I have been taking on the responsibility of everyone else for way too long. Almost all of my life up to this point, I have been guilt tripped and manipulated more times than I can count to be the only one to say “I’m sorry.” My parents used to pointedly tell me that they knew because of my “sensitive conscious” that I would make the “right” decisions. They would tell me that they could count on me to always apologize. Maybe it’s building it a wall around my heart, but I think it’s more of a gate that only a few have the key to the inner sanctum. Those who I trust and love and choose have free access to my heart and my love, but those who try to replicate what my parents did to me, I’m afraid they are banned forever.

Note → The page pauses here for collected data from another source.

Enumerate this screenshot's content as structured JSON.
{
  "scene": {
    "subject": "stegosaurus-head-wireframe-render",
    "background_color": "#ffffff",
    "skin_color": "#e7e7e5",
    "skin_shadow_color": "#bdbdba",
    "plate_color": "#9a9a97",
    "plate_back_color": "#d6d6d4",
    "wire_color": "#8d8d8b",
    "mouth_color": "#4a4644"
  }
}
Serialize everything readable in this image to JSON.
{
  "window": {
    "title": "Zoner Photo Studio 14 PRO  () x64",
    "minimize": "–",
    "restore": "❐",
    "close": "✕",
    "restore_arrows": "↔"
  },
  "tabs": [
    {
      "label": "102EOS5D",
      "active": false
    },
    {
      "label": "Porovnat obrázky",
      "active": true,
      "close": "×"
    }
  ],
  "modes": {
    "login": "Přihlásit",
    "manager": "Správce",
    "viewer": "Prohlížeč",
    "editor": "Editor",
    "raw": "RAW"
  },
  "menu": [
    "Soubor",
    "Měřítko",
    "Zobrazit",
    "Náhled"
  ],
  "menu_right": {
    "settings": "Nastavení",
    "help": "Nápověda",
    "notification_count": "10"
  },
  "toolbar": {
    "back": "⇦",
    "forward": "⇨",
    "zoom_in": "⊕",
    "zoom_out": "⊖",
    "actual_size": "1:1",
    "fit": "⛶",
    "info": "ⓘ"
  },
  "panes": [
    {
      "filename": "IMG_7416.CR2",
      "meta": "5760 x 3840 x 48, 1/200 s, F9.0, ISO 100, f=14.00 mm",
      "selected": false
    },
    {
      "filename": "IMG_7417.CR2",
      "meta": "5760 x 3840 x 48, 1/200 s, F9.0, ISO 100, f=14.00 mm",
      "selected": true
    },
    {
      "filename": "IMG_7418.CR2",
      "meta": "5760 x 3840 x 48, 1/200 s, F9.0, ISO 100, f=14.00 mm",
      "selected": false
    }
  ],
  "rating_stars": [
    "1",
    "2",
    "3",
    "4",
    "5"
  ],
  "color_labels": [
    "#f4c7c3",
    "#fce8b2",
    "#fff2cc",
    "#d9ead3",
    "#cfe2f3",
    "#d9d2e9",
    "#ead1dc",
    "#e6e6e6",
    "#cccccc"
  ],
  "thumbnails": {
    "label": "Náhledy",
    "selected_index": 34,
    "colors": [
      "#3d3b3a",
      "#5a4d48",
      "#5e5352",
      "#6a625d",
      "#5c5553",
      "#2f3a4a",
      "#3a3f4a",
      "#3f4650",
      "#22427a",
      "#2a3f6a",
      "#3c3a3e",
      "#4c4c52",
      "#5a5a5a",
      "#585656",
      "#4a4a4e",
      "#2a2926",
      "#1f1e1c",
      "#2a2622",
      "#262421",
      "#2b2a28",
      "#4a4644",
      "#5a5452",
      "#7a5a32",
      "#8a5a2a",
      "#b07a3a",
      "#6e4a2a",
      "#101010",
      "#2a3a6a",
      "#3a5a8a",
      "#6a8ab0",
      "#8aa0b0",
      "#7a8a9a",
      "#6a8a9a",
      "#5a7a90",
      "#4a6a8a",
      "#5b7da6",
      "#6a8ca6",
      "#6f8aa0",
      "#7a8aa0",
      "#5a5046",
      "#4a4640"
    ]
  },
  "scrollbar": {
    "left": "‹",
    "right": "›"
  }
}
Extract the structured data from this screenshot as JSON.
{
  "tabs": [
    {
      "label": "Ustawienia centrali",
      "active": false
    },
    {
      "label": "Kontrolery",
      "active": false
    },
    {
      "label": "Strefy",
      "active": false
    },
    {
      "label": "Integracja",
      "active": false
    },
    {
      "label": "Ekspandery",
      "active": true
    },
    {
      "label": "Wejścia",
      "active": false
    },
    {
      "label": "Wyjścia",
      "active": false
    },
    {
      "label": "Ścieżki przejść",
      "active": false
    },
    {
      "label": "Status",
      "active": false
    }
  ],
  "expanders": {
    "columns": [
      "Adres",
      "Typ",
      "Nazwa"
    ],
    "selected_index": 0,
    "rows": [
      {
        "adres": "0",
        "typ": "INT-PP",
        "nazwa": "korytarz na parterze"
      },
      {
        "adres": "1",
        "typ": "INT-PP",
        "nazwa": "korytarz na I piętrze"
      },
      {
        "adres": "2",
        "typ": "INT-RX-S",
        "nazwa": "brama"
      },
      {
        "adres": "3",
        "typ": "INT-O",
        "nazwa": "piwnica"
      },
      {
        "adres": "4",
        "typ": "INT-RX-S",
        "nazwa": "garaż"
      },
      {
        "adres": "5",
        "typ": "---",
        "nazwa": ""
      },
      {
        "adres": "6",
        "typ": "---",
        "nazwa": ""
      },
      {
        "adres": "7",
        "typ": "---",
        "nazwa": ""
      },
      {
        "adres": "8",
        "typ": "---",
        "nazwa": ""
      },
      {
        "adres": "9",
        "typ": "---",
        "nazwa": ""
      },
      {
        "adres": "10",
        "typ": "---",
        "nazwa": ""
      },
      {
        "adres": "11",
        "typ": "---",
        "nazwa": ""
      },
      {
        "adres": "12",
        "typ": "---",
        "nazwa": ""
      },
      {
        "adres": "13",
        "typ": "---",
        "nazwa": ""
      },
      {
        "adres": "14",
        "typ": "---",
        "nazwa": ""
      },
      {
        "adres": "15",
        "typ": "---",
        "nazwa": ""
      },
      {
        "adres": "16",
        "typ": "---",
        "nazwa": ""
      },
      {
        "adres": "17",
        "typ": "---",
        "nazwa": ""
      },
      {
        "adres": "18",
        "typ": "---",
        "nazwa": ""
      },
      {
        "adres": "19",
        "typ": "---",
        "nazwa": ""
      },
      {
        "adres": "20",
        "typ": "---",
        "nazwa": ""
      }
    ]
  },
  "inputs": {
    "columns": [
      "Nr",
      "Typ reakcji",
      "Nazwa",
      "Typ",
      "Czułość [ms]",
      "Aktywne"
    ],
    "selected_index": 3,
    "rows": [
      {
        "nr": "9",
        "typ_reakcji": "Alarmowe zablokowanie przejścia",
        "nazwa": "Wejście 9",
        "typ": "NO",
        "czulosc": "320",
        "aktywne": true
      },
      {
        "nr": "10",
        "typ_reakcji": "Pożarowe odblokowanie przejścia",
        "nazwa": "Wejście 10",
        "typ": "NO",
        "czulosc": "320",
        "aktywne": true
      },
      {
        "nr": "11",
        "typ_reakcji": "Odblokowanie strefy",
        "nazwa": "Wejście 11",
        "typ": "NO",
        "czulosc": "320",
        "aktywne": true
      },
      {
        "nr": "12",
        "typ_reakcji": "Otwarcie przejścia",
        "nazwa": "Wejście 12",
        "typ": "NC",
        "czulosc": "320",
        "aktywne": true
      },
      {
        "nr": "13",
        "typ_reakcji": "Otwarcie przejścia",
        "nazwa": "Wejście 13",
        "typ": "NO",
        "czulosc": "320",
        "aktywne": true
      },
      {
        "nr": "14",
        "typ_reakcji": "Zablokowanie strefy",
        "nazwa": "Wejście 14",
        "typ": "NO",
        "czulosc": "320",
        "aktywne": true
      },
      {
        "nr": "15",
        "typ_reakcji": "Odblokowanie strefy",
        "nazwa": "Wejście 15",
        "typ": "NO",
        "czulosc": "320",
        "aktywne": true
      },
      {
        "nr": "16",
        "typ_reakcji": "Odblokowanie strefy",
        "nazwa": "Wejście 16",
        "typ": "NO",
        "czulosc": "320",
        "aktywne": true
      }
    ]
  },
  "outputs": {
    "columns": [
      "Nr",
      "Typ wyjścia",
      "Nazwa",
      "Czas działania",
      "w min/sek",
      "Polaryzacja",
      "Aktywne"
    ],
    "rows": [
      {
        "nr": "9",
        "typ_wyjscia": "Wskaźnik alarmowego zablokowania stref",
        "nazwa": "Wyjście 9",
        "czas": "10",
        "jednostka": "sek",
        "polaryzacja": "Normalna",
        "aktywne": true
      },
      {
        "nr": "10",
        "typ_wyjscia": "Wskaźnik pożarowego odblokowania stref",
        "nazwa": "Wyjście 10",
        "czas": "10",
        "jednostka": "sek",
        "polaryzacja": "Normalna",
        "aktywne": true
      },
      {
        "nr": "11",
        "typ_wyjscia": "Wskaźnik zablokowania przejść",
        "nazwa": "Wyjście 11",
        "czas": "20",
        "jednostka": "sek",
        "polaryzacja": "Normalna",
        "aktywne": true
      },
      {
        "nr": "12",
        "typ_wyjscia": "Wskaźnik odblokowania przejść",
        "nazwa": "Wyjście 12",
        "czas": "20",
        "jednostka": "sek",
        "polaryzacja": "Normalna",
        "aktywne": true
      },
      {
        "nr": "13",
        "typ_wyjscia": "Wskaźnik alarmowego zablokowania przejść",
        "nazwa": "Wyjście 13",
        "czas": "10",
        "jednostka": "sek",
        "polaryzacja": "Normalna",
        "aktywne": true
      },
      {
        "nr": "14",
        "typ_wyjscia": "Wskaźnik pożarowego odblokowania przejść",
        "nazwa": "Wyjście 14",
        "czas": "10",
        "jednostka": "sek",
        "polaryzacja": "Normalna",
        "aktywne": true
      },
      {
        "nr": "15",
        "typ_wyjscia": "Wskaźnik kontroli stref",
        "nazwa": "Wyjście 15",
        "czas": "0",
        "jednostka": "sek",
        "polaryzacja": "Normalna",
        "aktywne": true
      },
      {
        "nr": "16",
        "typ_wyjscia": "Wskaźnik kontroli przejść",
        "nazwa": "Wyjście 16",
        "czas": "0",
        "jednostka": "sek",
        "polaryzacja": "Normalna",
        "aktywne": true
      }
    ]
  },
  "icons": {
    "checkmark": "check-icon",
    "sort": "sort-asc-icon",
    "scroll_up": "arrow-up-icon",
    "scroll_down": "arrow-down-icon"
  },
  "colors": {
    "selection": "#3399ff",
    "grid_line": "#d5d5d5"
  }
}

I’m so done with having to guard against being manipulated. I am so done with being treated passive aggressively and having to play games with “are they upset with me or not?” I pledge to myself that I will not play those games anymore. I will not participate in childish teenage drama, I don’t have anymore time for that in my life. I want to live as fully as I can, and as responsibly as I can. And that means putting away the things that do pull me back instead of pushing me forward!
Do you know how oddly good is feels to look at a situation and go yep I definitely was in the wrong there? Like it’s empowering, and motivating, to apologize and accept responsibility for my own mistakes and missteps. Is it uncomfortable, and really vulnerable? Yes, but it really does feel good. It’s reclaiming my own power and building it up even stronger. I remember how when I was a child my parents would take any apology as a sign of weakness. When I would apologize it meant that I had played into their hands. It made me vulnerable, and not in a good way. And it often made me feel like I had been backed into a corner with no way out but to say “I’m sorry.” I think because I have been so intentional and careful about who I allow to be that close to me, I no longer feel like an apology, an acknowledgment of my wrong doing, is a dangerously vulnerable thing.
With only two more weeks of this year, and the solstice this coming Wednesday, I’m trying to find some sort of “christmas” spirit. Honestly, I’m really content with how things are, I’m looking forward to being together with some of my siblings, and having a house full of pets, and happy kids’ voices as their uncles get down on their levels. Things feel really intentional and precious this year. I’m rebuilding a solid relationship with one of my [eight] siblings, and I’m really grateful for that. I maybe have found an editor for my book. It’s a little surprising to me that the majority of people I looked into would only take 10k words or less. I’m sitting here with just over 100k words, and still with a chapter unfinished. But I found someone who is a queer person, and we’re going to start talking about timelines and pricing for the oh so many words I have written. Who knows, maybe a release date of midsummer will be possible.